We are unaware of any prior studies that have examined the choice of NRT versus bupropion when both agents were readily accessible and offered free of charge. Although population surveys suggest that most smokers utilize NRT for quit attempts, this may be highly influenced by the more ready access to over-the-counter NRT products. In contrast, studies derived from pharmacotherapy prescription databases may underestimate NRT received without prescription (Holtrop, Wadland, Vansen, Weismantel, & Fadel, 2005). In our study approximately equal numbers of smokers requested bupropion and NRT. Although we found few variables that predicted use of a given medication, one factor that did appear to be associated with choice was prior experience with a given drug. In this study, smokers appeared to be more interested in trying a treatment that they had not used before.

This study has several limitations. First, participants were offered only one type of NRT. Although the transdermal nicotine patch is the most popular form of nicotine replacement (Bansal, Cummings, Hyland, & Giovino, 2004), if we had offered more types of NRT, we might have seen a greater interest in nicotine replacement compared to bupropion, Second, this study was conducted prior to the approval of varenicline as smoking cessation pharmacotherapy and we cannot be sure how the availability of this new drug would have affected overall uptake or choice of pharmacotherapy.

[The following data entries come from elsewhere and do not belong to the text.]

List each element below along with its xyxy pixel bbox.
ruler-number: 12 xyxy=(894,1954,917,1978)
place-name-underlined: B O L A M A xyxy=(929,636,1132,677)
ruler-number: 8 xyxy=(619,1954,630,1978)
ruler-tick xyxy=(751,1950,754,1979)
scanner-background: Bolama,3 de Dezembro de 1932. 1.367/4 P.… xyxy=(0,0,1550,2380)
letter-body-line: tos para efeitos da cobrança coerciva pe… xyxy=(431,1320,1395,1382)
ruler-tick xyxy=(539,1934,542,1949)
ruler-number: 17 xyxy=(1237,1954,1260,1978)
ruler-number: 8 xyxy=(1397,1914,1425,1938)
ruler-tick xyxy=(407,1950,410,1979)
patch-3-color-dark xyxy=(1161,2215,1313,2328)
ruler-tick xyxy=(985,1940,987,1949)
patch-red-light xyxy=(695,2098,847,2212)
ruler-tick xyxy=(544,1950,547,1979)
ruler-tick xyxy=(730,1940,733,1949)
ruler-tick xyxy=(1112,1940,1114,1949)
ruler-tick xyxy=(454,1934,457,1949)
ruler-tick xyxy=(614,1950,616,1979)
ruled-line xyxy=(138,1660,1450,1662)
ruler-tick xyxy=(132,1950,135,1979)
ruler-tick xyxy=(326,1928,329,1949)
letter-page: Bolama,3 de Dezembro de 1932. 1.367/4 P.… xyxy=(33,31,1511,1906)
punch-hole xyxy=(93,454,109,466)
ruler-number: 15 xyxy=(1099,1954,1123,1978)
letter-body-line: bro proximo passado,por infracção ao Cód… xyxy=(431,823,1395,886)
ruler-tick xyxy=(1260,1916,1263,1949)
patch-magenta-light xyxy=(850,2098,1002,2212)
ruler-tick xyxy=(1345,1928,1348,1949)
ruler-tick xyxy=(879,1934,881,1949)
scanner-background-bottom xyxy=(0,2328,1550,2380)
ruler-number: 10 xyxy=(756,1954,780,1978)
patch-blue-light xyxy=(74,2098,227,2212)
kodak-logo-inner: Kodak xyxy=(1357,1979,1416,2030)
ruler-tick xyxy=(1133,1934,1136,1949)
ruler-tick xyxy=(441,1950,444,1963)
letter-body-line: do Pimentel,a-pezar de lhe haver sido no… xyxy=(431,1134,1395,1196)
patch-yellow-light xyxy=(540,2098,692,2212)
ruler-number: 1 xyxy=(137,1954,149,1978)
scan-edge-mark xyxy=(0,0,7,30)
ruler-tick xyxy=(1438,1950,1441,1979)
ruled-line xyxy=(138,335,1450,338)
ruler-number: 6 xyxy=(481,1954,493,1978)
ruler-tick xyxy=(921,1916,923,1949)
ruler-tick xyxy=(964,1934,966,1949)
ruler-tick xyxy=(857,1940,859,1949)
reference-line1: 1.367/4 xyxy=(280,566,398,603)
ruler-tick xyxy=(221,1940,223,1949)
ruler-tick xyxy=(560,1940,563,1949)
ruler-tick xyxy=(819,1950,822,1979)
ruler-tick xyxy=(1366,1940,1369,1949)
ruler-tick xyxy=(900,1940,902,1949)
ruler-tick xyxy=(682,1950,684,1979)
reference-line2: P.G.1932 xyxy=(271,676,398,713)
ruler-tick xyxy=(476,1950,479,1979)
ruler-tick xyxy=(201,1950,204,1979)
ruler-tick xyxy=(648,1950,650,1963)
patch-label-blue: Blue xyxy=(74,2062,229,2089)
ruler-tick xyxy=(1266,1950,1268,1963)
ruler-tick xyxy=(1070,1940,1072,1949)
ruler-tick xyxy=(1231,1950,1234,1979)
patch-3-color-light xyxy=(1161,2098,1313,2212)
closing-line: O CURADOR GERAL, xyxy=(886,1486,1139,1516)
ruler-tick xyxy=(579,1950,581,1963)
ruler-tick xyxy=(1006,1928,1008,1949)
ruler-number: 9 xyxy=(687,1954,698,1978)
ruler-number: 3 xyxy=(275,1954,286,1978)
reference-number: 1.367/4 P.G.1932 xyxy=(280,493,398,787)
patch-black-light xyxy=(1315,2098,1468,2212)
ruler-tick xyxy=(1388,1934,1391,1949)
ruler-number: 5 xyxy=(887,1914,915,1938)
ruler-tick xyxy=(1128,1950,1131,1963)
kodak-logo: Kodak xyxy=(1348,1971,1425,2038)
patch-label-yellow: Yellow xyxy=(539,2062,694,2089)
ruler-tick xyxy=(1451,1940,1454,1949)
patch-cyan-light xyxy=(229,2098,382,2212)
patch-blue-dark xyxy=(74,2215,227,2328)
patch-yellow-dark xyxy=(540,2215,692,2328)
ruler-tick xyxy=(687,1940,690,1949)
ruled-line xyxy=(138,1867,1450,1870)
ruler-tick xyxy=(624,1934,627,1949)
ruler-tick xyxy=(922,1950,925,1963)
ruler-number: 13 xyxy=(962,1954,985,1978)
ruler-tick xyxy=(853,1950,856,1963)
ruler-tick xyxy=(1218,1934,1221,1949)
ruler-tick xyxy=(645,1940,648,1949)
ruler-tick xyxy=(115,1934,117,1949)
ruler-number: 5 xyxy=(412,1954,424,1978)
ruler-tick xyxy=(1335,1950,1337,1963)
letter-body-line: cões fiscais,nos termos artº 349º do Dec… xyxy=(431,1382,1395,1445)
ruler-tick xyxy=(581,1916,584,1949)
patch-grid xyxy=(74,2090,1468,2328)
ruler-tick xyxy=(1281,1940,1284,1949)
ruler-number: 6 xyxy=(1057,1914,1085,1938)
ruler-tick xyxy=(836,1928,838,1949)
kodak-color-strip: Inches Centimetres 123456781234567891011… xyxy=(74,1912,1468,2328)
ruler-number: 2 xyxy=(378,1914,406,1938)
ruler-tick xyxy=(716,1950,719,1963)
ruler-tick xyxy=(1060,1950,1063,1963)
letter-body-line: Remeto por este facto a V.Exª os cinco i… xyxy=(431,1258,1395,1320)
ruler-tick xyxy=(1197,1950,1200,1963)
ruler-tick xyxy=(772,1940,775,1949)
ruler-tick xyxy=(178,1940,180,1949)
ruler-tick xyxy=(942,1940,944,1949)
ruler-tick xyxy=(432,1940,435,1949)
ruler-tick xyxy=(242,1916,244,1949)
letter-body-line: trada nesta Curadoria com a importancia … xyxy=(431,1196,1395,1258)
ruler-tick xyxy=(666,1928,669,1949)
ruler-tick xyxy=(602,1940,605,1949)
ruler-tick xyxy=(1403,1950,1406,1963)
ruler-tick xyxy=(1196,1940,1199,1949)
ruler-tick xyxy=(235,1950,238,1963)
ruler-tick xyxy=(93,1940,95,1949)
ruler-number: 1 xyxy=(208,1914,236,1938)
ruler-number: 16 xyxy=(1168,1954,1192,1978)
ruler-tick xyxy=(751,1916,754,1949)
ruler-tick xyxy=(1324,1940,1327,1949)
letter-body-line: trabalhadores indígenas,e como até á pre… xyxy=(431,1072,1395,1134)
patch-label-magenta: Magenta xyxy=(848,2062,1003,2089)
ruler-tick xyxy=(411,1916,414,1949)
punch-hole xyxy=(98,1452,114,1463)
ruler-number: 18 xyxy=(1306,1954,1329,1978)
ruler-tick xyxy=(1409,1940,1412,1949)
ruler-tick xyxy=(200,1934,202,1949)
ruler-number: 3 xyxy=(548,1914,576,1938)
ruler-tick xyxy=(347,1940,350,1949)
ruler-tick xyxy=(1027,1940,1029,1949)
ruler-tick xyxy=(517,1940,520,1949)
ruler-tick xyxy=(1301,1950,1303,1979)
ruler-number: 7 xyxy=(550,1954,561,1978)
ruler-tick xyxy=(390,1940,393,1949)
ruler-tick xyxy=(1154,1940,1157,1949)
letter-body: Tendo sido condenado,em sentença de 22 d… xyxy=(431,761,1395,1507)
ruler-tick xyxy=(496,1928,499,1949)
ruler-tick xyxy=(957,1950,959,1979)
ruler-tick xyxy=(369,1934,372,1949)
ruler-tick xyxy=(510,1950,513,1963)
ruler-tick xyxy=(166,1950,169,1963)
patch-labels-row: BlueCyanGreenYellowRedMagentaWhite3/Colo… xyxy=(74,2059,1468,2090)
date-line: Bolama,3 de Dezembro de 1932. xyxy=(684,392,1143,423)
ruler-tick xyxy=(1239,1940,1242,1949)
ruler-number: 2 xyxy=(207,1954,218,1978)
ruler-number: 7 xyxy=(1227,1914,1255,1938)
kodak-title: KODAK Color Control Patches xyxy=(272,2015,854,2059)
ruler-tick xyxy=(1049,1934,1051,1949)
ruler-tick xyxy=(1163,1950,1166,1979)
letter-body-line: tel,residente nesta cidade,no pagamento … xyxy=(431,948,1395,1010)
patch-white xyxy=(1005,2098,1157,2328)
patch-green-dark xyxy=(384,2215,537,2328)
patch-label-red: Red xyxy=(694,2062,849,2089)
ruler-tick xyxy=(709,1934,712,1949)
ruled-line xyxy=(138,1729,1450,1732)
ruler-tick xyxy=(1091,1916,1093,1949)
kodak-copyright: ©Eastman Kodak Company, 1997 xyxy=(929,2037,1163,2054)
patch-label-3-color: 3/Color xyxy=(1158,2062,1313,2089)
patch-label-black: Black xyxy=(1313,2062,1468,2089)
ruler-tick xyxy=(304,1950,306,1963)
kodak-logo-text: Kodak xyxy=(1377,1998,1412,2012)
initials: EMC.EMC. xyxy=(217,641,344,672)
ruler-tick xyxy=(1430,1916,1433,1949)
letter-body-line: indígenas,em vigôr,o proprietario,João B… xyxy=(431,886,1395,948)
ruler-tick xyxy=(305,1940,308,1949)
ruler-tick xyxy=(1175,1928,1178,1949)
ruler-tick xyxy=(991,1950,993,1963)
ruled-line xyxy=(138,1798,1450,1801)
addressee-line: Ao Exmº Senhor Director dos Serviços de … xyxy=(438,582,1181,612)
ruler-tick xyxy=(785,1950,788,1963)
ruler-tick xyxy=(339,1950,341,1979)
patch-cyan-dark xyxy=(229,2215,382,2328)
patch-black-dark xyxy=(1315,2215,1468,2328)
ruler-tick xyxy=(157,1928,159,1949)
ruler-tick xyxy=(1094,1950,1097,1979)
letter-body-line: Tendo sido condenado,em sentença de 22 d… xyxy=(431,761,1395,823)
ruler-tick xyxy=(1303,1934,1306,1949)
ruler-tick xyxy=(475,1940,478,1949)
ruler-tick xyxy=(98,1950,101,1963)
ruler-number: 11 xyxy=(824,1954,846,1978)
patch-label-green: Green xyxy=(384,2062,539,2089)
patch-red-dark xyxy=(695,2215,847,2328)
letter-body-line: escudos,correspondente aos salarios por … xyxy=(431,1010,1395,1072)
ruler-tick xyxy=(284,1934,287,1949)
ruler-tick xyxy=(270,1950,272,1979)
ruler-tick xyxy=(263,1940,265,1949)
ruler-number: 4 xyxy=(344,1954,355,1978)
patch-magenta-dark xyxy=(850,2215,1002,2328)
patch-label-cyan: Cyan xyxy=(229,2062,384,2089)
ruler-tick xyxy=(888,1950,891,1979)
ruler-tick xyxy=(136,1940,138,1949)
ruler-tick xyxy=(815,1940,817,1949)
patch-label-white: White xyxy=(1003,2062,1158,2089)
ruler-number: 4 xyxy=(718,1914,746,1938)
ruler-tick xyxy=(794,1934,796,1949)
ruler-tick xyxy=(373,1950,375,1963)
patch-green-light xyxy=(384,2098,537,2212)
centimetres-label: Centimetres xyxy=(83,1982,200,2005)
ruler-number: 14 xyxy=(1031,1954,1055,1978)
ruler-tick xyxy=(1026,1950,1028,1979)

Third, two-thirds of the participants in this study did receive some type of telephone counseling. This counseling could have influenced pharmacotherapy uptake. Fourth, even though all the patients requesting a smoking cessation pharmacotherapy received it by mail, we do not have data on whether it was used, or how much was used. Finally, we were not able to determine rural versus urban differences in utilization because we only had a rural sample. This would be a good focus for future studies.

Offering free medications and including the smoker's primary care physician in the process of evaluating potential contraindications, facilitated high utilization of effective pharmacotherapy without compromising safety. Should this approach be used more widely in research and clinical practice, it may be possible to increase use of effective pharmacotherapy and consequently achieve higher quit rates among all smokers in primary care. Screening procedures used in this study enhanced smoking cessation pharmacotherapy use without compromising safety and should be incorporated in other studies as well as in clinical practice. Partnering with patients' physicians to implement similar procedures might also be a useful mechanism for tobacco quitlines in order to optimize pharmacotherapy use and smoking cessation.


This study was supported by National Cancer Institute grant 5 R01 CA101963-04 and was presented in part at the February 2006, Society Research on Nicotine and Tobacco in Orlando, Florida. Partial support for the pharmacotherapy utilized in this study was provided by GlaxoSmithKline.